Allontanato da Belluno e turbato anche a livello personale, don Cappello trova conforto a Lourdes, dove nel 1913 matura la decisione di entrare nella Compagnia di Gesù. Per padre Felice Maria Cappello, ormai gesuita, sono gli anni del ritorno all’insegnamento, prima al Pontificio Collegio Leoniano di Anagni e in seguito alla Pontificia Università Gregoriana, e della fama nazionale ed internazionale come canonista e giurista, del quale studenti, monsignori di Curia e dei Dicasteri vaticani apprezzano unanimemente l’abilità «di fare subito sintesi e poter rispondere sui casi più diversi […] in modo da generare sicurezza e pace nell’interpellante» (Francesco Occhetta, Padre Felice Maria Cappello. Il gesuita della misericordia, Gorle, Editrice Velar, 2016, p. 24).
A livello popolare – e non solo –, però, straordinaria notorietà gli deriva dai quarant’anni trascorsi come confessore nella chiesa di Sant’Ignazio di Loyola a Roma. Per tutti è “il confessore di Roma”, un appellativo ripreso anche dal titolo della biografia che ne fa il confratello Domenico Mondrone (La Civiltà Cattolica, 1963). Tanto è straordinario per erudizione e per chiarezza intellettuale quanto padre Cappello coltiva nell’umiltà la vita sacerdotale: battezzare, distribuire l’Eucaristia, visitare gli ammalati in ospedale e in casa, sempre con i mezzi pubblici, pregare incessantemente, soprattutto il Rosario, e assolvere dai peccati. Tanto più misericordioso verso chi più sbaglia.
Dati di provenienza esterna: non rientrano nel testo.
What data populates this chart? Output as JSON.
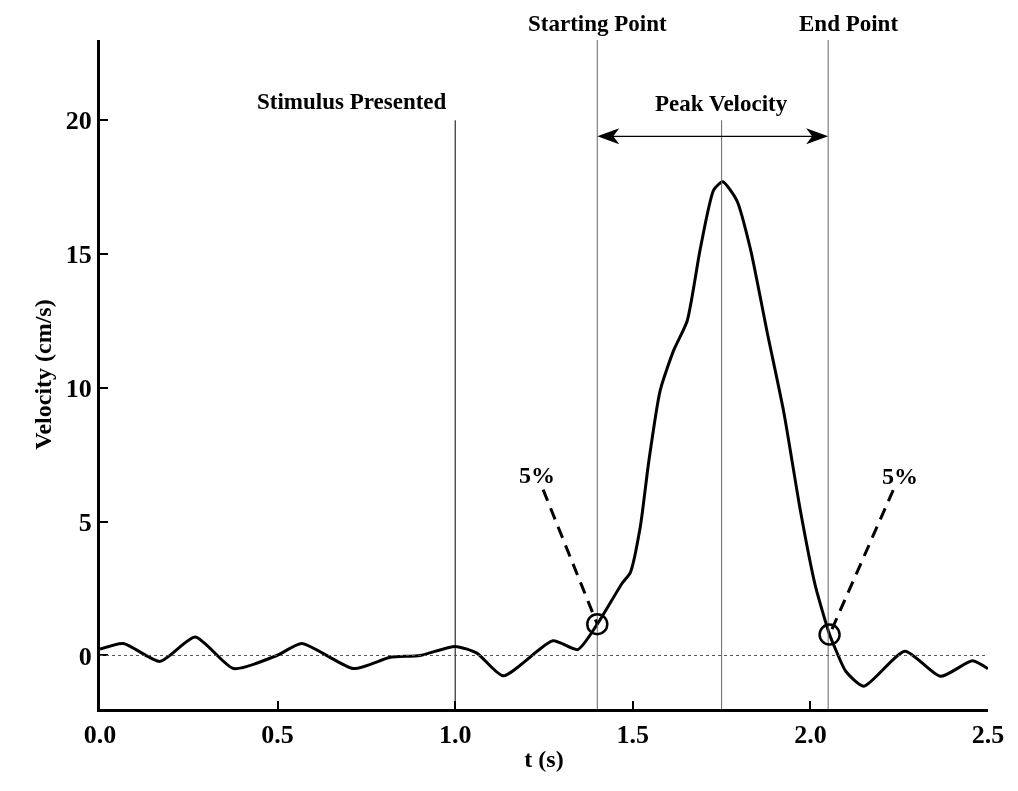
{
  "chart_data": {
    "type": "line",
    "xlabel": "t (s)",
    "ylabel": "Velocity (cm/s)",
    "color": "#000000",
    "x": [
      0,
      0.066,
      0.169,
      0.268,
      0.376,
      0.498,
      0.568,
      0.714,
      0.817,
      0.901,
      1.0,
      1.061,
      1.135,
      1.275,
      1.345,
      1.4,
      1.47,
      1.493,
      1.521,
      1.545,
      1.577,
      1.615,
      1.653,
      1.69,
      1.728,
      1.753,
      1.793,
      1.831,
      1.878,
      1.925,
      1.972,
      2.014,
      2.054,
      2.074,
      2.1,
      2.15,
      2.266,
      2.366,
      2.456,
      2.5
    ],
    "values": [
      0.24,
      0.45,
      -0.22,
      0.69,
      -0.49,
      0,
      0.45,
      -0.49,
      -0.07,
      0,
      0.34,
      0.09,
      -0.76,
      0.55,
      0.22,
      1.17,
      2.7,
      3.1,
      4.8,
      7.25,
      9.9,
      11.4,
      12.5,
      15.2,
      17.4,
      17.7,
      17.0,
      15.2,
      12.1,
      9.1,
      5.4,
      2.6,
      0.78,
      0.13,
      -0.6,
      -1.15,
      0.16,
      -0.78,
      -0.2,
      -0.5
    ],
    "xlim": [
      0,
      2.5
    ],
    "ylim": [
      -2,
      23
    ],
    "xticks": [
      {
        "value": 0,
        "label": "0.0"
      },
      {
        "value": 0.5,
        "label": "0.5"
      },
      {
        "value": 1,
        "label": "1.0"
      },
      {
        "value": 1.5,
        "label": "1.5"
      },
      {
        "value": 2,
        "label": "2.0"
      },
      {
        "value": 2.5,
        "label": "2.5"
      }
    ],
    "yticks": [
      0,
      5,
      10,
      15,
      20
    ],
    "ref_lines": [
      {
        "axis": "x",
        "value": 1.0,
        "label": "Stimulus Presented",
        "color": "#000000"
      },
      {
        "axis": "x",
        "value": 1.4,
        "label": "Starting Point",
        "color": "#666666"
      },
      {
        "axis": "x",
        "value": 2.05,
        "label": "End Point",
        "color": "#666666"
      },
      {
        "axis": "x",
        "value": 1.75,
        "label": "Peak Velocity",
        "color": "#666666"
      },
      {
        "axis": "y",
        "value": 0,
        "color": "#555555",
        "line_style": "dotted"
      }
    ],
    "annotations": [
      {
        "text": "5%",
        "x": 1.4,
        "y": 1.17
      },
      {
        "text": "5%",
        "x": 2.054,
        "y": 0.78
      }
    ]
  }
}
Ed è nel confessionale che vengono ad incontrarlo sacerdoti, religiosi, religiose e semplici fedeli. Ma non solo: gli fanno appostamenti dentro e fuori dalla Gregoriana, lo attendono per le strade, lo cercano nei luoghi e negli orari più inappropriati. Anche vescovi e cardinali, si dice. Tanto che per un certo tempo si prova anche a far prendere il numero per gestire la fila al confessionale: ne vengono qualche discussione e affari inediti per i bagarini. Nel 1950 lo stesso padre Pio da Pietrelcina, già circondato da straordinaria fama di confessore e di taumaturgo, indirizza i propri penitenti romani a padre Cappello. Attorno al quale, intanto, si moltiplicano le “stranezze”: il dono di leggere subito ed in profondità l’anima dei penitenti ed apparenti episodi di preveggenza non si contano e trovano riscontri non soltanto nella semplicità popolare.
Padre Felice Maria Cappello muore il 25 marzo 1962, in una Roma ormai divenuta anche “sua”. Al funerale si contano 20 mila persone, che a gran voce lo reclamano di nuovo a Sant’Ignazio. E a Sant’Ignazio padre Cappello c’è, sepolto accanto al suo confessionale, all’interno del quale sono esporti una sua stola e gli ex voto delle grazie ricevute. Un luogo attorno al quale, per quattro decenni, si sono radunate miserie, speranze, peccati e insensatezze di credenti e non, romani e non. Le stesse che caratterizzano sempre più anche l’attuale società europea.